It was a smooth, plausible story, the type of half-truth that Janice would concoct. He wondered if she thought he would believe her and how far she would go in her attempt to make her story stand up.

Moran tried to refill Mimi’s glass. She shook her head. “No, thank you. I ’ave plenty.” He brushed her hair with his lips. “The whole thing has been a tragic mix-up but I see how it happened now, at least, as far as Mimi and I are concerned.”

Mimi looked less like a little white kitten than she had. “How?” she asked flatly.

“You addressed your letters to me in care of Tocko, didn’t you?”

“In care of Mr. Kalavitch, Bay Parish, Louisiana.”

“And there you are. If you’ll pardon the expression, the louse never turned them over to me. And that old witch of a postmistress is just as bad. Probably because Tocko paid her not to, she never sent out my letters to you.”

Mimi’s accent became more pronounced. “Then you deed write?”

“Every week. I even sent you passage money to join me, three hundred and twenty-five dollars.” Moran lit a cigarette from the stub of the one he was smoking. “Maybe we can sue the old bag for interfering with the mail or destroying money orders.”

Cade wondered if Mimi believed Moran. It was hard to tell. Her big eyes gave no clue to the way the wheels in her mind were turning.

Janice pushed her chair back from the table. “It’s getting late.” She stroked the back of Cade’s hand with her fingers. “I know that Jim and Mimi want to be alone.” She bent and kissed Cade’s cheek. “And it’s been more than two years since I’ve seen you, darling. We can talk this all out in the morning. I’m only glad it’s turned out the way it has.”

Moran smoothly helped Mimi to her feet. “Come on, darling. I guess we can take a hint.”

Mimi stood, swaying slightly, her eyes searching Moran’s face. “You are certain you wrote me? You are certain you sent me the passage?”

Moran kissed the tip of her nose. “Of course. And I can tell you I was plenty hurt when I didn’t hear from you.”

Janice laughed. “Hurt? The man was furious. He thought one of two things had happened. Either your family forced you to annul the marriage and wouldn’t even let you answer his letters or you’d met one of your own countrymen you liked better than you did him.”

“Oh,” Mimi said. The word could mean anything. Her eyes still uncertain, glancing at Cade from time to time, almost as if she expected him to stop them, she allowed Moran to propel her across the floor of the dining room.

Janice linked her arm through one of Cade’s and followed them. “The hell with the dishes. The full staff won’t be down until Thursday but there’s a girl who lives back in the swamp who comes in every day.”

The wood-paneled lobby was deserted.

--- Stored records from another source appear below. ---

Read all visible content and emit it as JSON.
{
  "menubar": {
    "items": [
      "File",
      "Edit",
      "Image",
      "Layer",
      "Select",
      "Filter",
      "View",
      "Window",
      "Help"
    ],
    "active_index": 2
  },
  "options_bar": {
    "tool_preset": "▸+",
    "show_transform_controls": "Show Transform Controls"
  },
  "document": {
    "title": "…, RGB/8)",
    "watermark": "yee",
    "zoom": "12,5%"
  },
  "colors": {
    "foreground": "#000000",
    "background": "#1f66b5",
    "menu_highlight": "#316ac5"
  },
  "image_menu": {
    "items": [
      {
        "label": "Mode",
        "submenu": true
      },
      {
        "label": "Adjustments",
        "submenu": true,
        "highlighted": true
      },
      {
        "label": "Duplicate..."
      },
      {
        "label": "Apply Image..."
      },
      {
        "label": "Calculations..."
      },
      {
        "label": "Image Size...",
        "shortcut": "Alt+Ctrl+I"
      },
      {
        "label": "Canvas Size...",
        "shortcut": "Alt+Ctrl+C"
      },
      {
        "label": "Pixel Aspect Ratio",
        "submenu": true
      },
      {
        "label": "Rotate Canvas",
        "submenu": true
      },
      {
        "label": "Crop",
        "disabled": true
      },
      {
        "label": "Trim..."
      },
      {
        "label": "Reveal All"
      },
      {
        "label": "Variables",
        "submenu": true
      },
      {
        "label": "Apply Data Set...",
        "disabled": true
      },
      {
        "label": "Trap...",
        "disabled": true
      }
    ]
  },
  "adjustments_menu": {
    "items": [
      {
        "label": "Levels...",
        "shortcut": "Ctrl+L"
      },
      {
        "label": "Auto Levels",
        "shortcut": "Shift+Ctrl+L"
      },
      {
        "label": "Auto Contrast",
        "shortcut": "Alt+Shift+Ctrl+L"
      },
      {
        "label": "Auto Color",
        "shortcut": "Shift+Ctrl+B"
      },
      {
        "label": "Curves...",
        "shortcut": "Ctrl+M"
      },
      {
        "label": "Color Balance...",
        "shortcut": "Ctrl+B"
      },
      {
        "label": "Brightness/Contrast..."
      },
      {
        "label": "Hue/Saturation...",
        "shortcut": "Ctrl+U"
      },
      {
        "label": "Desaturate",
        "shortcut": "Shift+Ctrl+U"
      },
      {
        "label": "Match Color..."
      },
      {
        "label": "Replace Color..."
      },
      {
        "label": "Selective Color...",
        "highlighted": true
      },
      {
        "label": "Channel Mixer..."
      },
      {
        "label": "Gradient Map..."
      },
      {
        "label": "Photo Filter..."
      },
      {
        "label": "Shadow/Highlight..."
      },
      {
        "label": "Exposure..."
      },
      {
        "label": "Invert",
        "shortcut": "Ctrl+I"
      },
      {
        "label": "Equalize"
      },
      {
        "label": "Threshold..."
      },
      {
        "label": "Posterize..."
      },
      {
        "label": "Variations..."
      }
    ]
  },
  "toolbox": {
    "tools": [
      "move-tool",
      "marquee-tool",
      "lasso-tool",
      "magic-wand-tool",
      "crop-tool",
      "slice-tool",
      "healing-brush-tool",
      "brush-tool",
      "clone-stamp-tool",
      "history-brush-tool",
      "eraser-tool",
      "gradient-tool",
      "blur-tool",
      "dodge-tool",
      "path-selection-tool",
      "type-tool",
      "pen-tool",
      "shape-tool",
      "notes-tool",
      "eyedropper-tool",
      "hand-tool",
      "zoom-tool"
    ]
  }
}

The reel was still on the counter but the youth Cade had seen behind the desk was gone. Here the night noises of the swamp and the
thud thud
of the gasoline power plant were more pronounced than they had been in the dining room. A long, dimly lighted hall led to the rear of the building. Beside the entrance to the hall a stairway led up to a balcony and rooms on the second floor.

Moran locked the front door of the lodge, while Janice turned out most of the lights.

And so to bed
, Cade thought. Both Moran and Janice had lied about one thing. They were more than business partners. They were two of a kind and they worked very well together. Smooth. Like the flesh on the inside of a woman’s thigh, Cade told himself.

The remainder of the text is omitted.